Началось шелестение и чмокание. Как будто тот пианист, который все пил, — теперь уже все выпил и, утонув в волосах, заиграл этюд Ференца Листа «Шум леса», до диез минор.
Первым заговорил черноусый в жакетке. И почему-то обращался единственно только ко мне:
— Я прочитал у Ивана Бунина, что рыжие люди, если выпьют, — обязательно покраснеют…
— Ну, так что же?
— Как то есть, «что же»? А Куприн и Максим Горький — так те вообще не просыпались!..
— Прекрасно. Ну, а дальше?
— Как то есть «ну, а дальше»? Последние, предсмертные слова Антона Чехова какие были? Помните? Он сказал: «Ихь штербе», то есть «я умираю». А потом добавил: «Налейте мне шампанского». И уж тогда только — умер.
— Так-так?..
— А Фридрих Шиллер — тот не только умереть, тот даже жить не мог без шампанского. Он знаете как писал? Опустит ноги в ледяную ванну, нальет шампанского — и пишет. Пропустит один бокал — готов целый акт трагедии. Пропустит пять бокалов — готова целая трагедия в пяти актах…
— Так-так-так… Ну, и…
Он кидал в меня мысли, как триумфатор червонцы, а я едва-едва успевал их подбирать. «Ну, и…»
— Ну, и Николай Гоголь…
— Что Николай Гоголь?..
— Он всегда, когда бывал у Панаевых, просил ставить ему на стол особый розовый бокал…
— И пил из розового бокала?
— Да. И пил из розового бокала.
— А что пил?
— А кто его знает! Ну, что можно пить из розового бокала? Ну конечно, водку…
И я, и оба Митрича с интересом за ним следили. А он, черноусый, так и смеялся, в предвкушении новых триумфов…
— А Модест-то Мусоргский! Бог ты мой, а Модест-то Мусоргский! Вы знаете, как он писал свою бессмертную оперу «Хованщина»? Это смех и горе. Модест Мусоргский лежит в канаве с перепою, а мимо проходит Николай Римский-Корсаков, в смокинге и с бамбуковой тростию. Остановится Николай Римский-Корсаков, пощекочет Модеста своей тростью и говорит: «Вставай! Иди умойся и садись дописывать свою божественную оперу «Хованщина»!

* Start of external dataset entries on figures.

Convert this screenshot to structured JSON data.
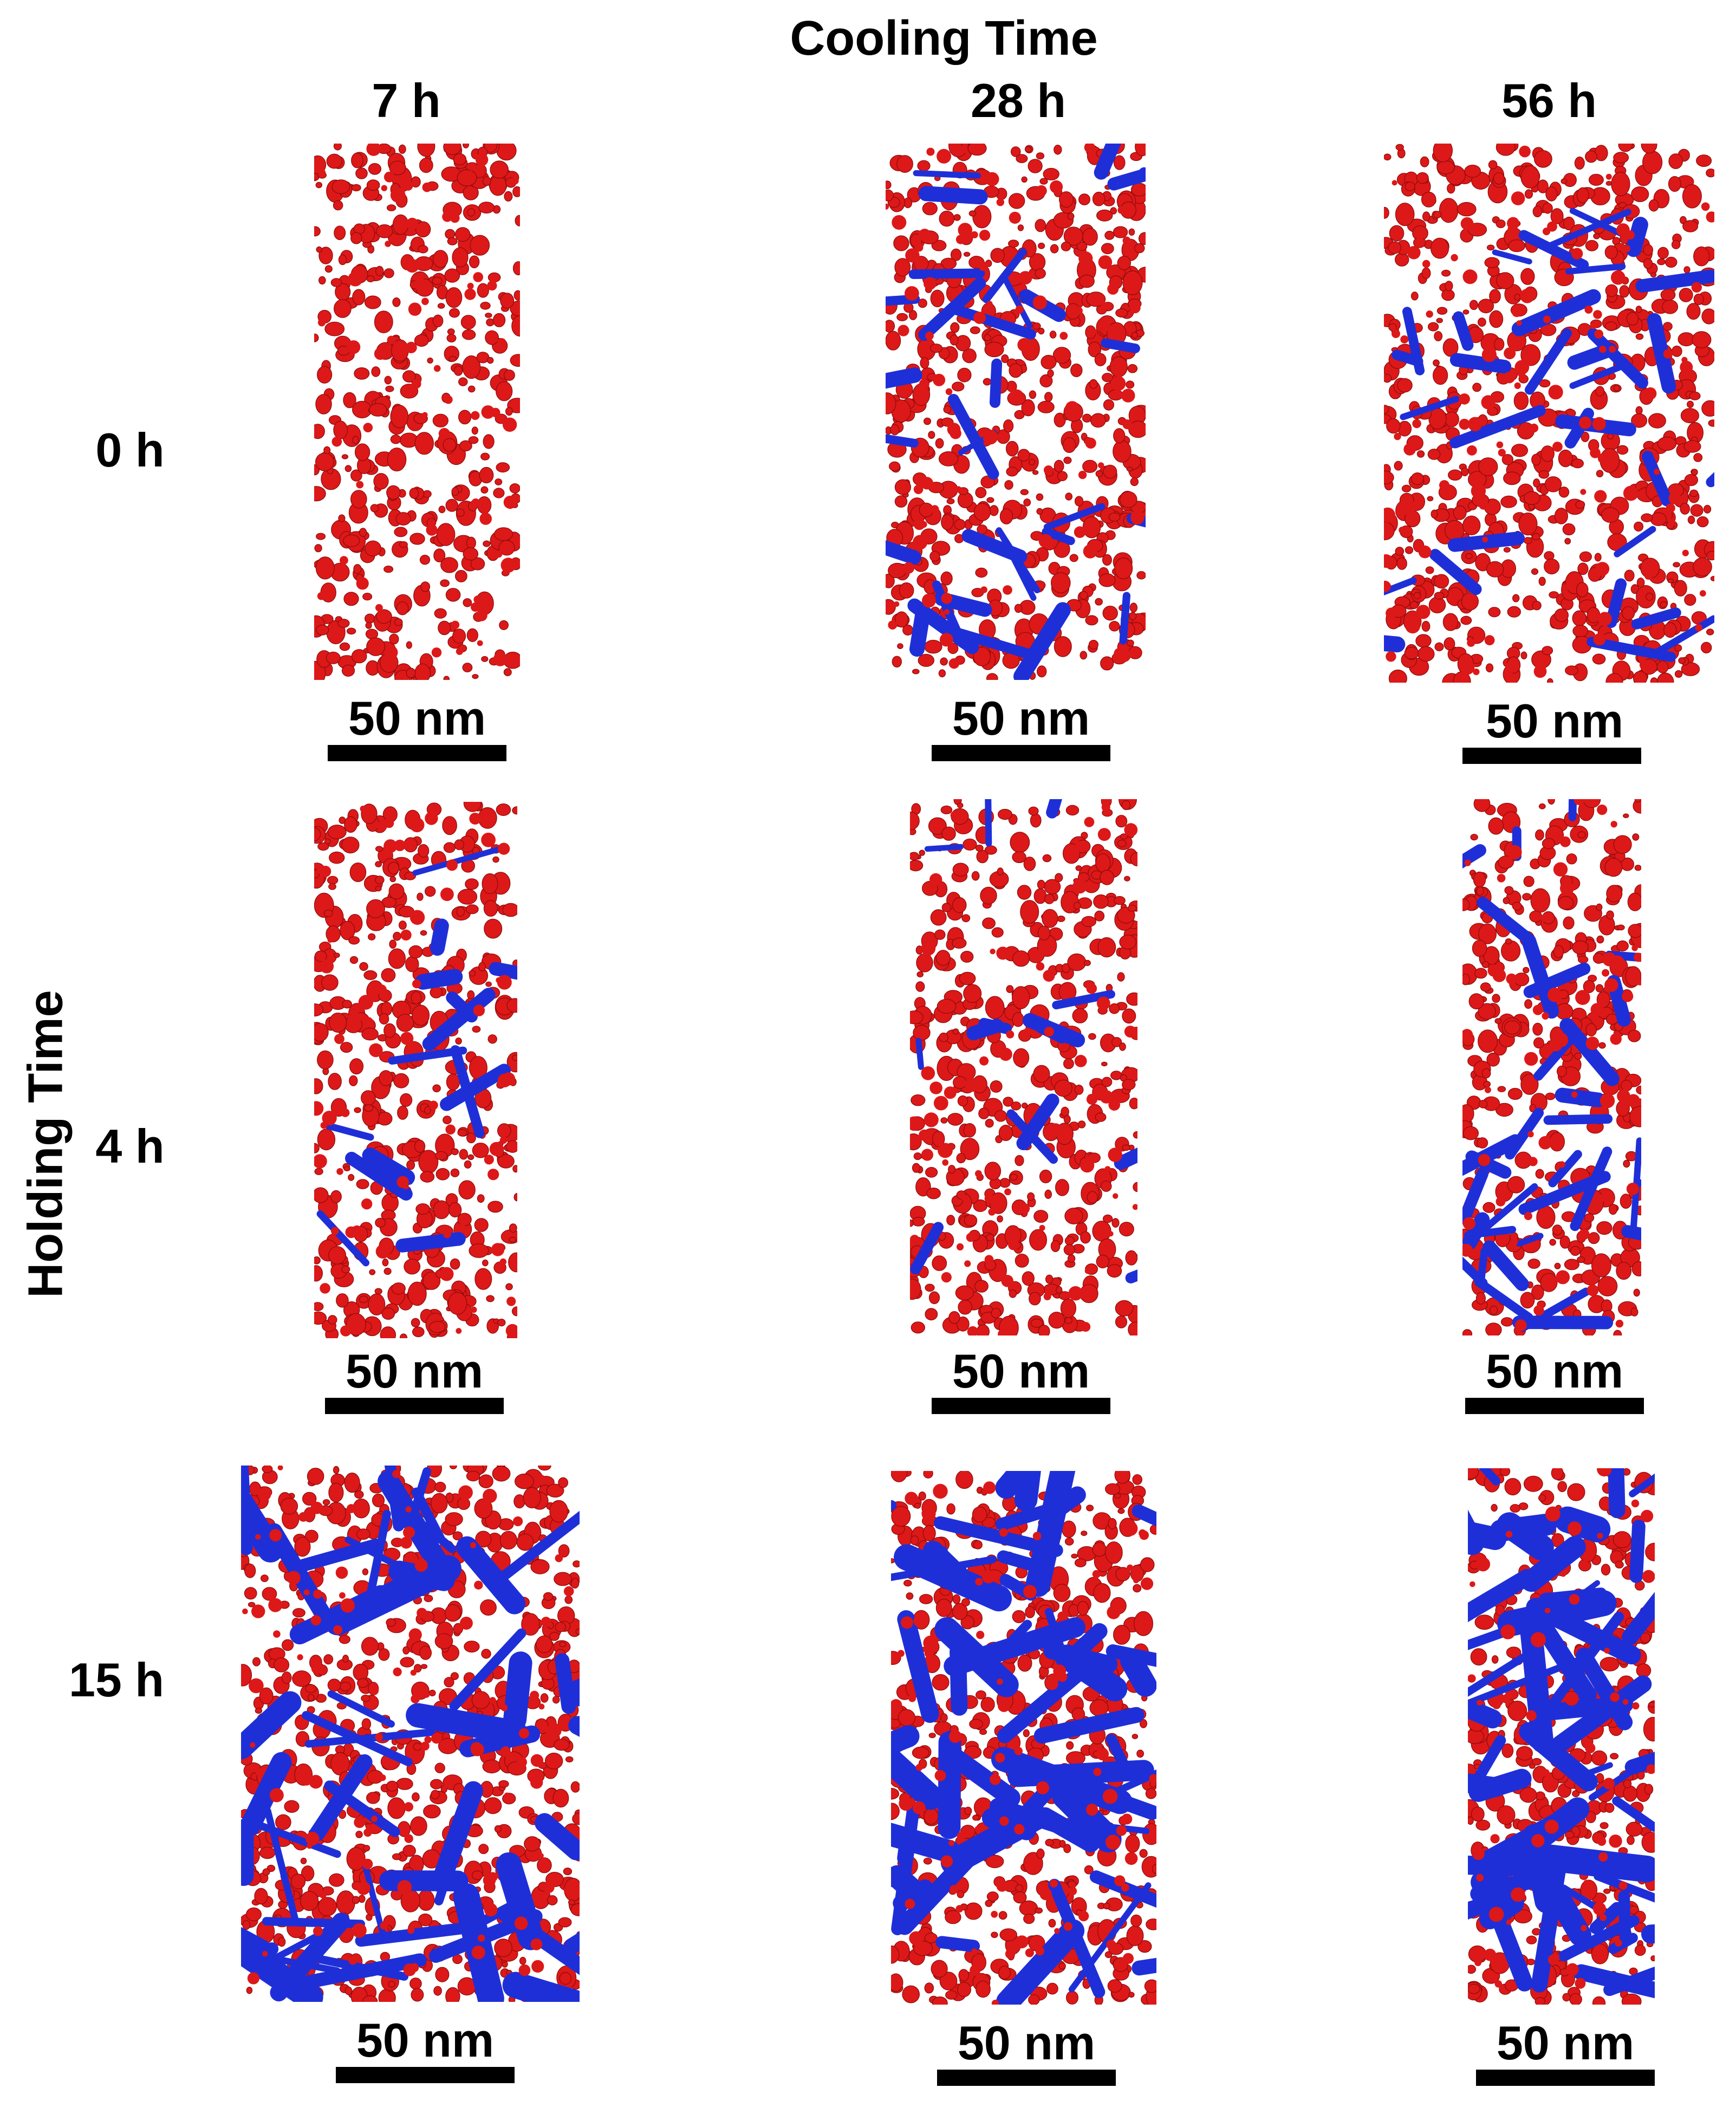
{
  "figure": {
    "column_header": "Cooling Time",
    "row_header": "Holding Time",
    "columns": [
      "7 h",
      "28 h",
      "56 h"
    ],
    "rows": [
      "0 h",
      "4 h",
      "15 h"
    ],
    "scale_bar": "50 nm",
    "colors": {
      "red_particles": "#dd1818",
      "blue_particles": "#1f2fd8",
      "background": "#ffffff"
    },
    "panels": [
      {
        "row": "0 h",
        "col": "7 h",
        "scale_bar": "50 nm",
        "blue_amount": 0
      },
      {
        "row": "0 h",
        "col": "28 h",
        "scale_bar": "50 nm",
        "blue_amount": 2
      },
      {
        "row": "0 h",
        "col": "56 h",
        "scale_bar": "50 nm",
        "blue_amount": 2
      },
      {
        "row": "4 h",
        "col": "7 h",
        "scale_bar": "50 nm",
        "blue_amount": 1
      },
      {
        "row": "4 h",
        "col": "28 h",
        "scale_bar": "50 nm",
        "blue_amount": 1
      },
      {
        "row": "4 h",
        "col": "56 h",
        "scale_bar": "50 nm",
        "blue_amount": 2
      },
      {
        "row": "15 h",
        "col": "7 h",
        "scale_bar": "50 nm",
        "blue_amount": 3
      },
      {
        "row": "15 h",
        "col": "28 h",
        "scale_bar": "50 nm",
        "blue_amount": 3
      },
      {
        "row": "15 h",
        "col": "56 h",
        "scale_bar": "50 nm",
        "blue_amount": 3
      }
    ]
  }
}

И вот они сидят: Николай Римский-Корсаков в креслах сидит, закинув ногу за ногу, с цилиндром на отлете. А напротив него — Модест Мусоргский, весь томный, весь небритый, — пригнувшись на лавочке, потеет и пишет ноты. Модест на лавочке похмелиться хочет: что ему ноты! А Николай Римский-Корсаков с цилиндром на отлете похмеляться не дает…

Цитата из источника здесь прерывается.